Reuters International

By Gabriela Baczynska and Karolina Tagaris

BRUSSELS/ATHENS (Reuters) - The European Union said on Monday a Syrian asylum seeker's successful appeal against deportation to Turkey proved the bloc's deal with Ankara to limit migration was legal, while rights groups said the ruling exposed its "fundamental flaws".

A Syrian national last week won the second and final appeal to Greece's asylum committee, which ruled the person would not be safe if returned to Turkey under an accord obliging Ankara to take back refugees and migrants who use people-smuggling gangs to reach Greek islands by boat from the nearby Turkish coast.

Should more asylum seekers secure similar decisions, it would undercut the rationale behind the EU pact with Turkey, meant to deter people from risking the sea voyage to Greece by showing they have little chance of being allowed to stay.

Rights groups criticised the March migration deal as immoral and against humanitarian law that bans arbitrary, mass deportation of asylum-seekers and says everyone must have an effective chance to have their requests individually assessed.

Despite that criticism, EU leaders - under heavy pressure from grassroots anti-migration sentiment growing across the bloc after some 1.3 million people entered the European continent last year - pushed that deal through. Arrivals on the Greek islands near Turkey have since slowed to a trickle.

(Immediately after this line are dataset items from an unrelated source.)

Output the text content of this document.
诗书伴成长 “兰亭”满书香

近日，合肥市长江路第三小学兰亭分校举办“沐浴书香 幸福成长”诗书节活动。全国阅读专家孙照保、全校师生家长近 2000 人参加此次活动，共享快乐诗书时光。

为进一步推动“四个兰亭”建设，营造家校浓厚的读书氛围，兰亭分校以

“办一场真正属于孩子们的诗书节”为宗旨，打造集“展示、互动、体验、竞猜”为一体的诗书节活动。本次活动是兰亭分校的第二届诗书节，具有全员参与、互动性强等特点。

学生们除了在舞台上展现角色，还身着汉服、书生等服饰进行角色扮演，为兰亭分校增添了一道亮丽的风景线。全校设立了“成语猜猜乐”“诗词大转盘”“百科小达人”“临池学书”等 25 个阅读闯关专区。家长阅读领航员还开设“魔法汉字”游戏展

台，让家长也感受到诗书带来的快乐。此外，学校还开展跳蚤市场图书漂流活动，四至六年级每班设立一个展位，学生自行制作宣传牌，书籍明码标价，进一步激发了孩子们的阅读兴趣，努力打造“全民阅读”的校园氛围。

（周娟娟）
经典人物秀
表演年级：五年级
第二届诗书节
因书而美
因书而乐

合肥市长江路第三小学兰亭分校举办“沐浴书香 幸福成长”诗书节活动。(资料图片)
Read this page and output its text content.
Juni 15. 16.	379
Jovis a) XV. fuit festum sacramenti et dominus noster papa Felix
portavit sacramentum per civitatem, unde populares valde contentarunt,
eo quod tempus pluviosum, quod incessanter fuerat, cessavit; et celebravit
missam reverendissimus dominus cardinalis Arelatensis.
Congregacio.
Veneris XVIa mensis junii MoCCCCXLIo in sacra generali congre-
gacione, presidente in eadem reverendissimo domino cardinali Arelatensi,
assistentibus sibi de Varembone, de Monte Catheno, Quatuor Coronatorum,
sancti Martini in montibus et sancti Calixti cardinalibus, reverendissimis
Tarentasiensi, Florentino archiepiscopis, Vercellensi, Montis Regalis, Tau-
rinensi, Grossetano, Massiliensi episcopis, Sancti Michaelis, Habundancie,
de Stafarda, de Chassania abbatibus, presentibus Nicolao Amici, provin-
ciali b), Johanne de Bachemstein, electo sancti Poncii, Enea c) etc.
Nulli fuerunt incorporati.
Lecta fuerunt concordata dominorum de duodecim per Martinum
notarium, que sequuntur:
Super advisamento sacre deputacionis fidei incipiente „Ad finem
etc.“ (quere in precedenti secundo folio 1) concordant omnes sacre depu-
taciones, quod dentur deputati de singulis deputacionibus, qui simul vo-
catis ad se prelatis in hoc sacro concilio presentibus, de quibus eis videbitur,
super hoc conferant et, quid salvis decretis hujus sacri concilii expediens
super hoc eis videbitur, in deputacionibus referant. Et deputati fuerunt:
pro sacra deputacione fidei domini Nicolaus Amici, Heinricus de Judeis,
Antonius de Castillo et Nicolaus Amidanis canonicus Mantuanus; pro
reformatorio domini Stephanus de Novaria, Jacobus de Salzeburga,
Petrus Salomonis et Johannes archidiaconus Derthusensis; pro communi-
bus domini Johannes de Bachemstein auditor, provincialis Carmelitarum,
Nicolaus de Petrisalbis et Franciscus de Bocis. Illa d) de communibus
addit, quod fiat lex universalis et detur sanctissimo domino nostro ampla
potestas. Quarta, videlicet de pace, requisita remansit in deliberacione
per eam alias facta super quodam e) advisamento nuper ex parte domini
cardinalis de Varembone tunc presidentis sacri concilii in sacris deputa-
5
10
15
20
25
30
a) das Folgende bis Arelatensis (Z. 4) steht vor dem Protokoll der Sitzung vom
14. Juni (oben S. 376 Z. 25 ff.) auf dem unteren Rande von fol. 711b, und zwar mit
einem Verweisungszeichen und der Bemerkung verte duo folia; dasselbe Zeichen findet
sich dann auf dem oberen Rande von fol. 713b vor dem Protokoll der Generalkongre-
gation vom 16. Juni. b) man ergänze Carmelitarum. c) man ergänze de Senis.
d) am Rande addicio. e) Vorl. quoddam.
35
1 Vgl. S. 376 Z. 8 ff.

Margaritis Schinas, spokesman for the executive European Commission, said the successful appeal proved the migration accord did not flout the law. "We made it very clear that all asylum applications would be treated on a case-by-case basis."

"In all cases there are individual interviews, individual assessment and rights of appeal so there will be no blanket, no automatic return of asylum seekers. This is happening," he said.

"FUNDAMENTAL FLAWS"

Schinas said 51 people who did not apply for asylum in Greece were sent back to Turkey on Friday, raising the total of returns under the March agreement to 441.

He added that Germany took in 103 Syrians directly from Turkey last Thursday under a provision of the pact obliging EU states to resettle one Syrian for every Syrian sent back. So far 280 Syrians have been brought into the EU under the clause.

Among the most important goals of the pact is to deter migrants from paying human traffickers for boats to take them from Turkey to Greece, as hundreds of thousands did during a mass influx last year.

Greek authorities have not disclosed details of the appeal. The government's spokesman for migration, Giorgos Kyritsis, said each case was assessed individually. "A positive or a negative decision does not prejudge the decision regarding another individual," he said.

But Amnesty International said it highlighted "fundamental flaws" of the EU's migration collaboration with Ankara.

"Turkey is not safe for refugees, it does not offer them full protection, and assurances on paper are simply not good enough," said Gauri van Gulik, AI's deputy director for Europe.

"Until Turkey ends all violations against refugees and guarantees them full protection, nobody else should be sent back under this deal. Instead, Europe should focus on its part of the deal by accepting refugees for resettlement from Turkey."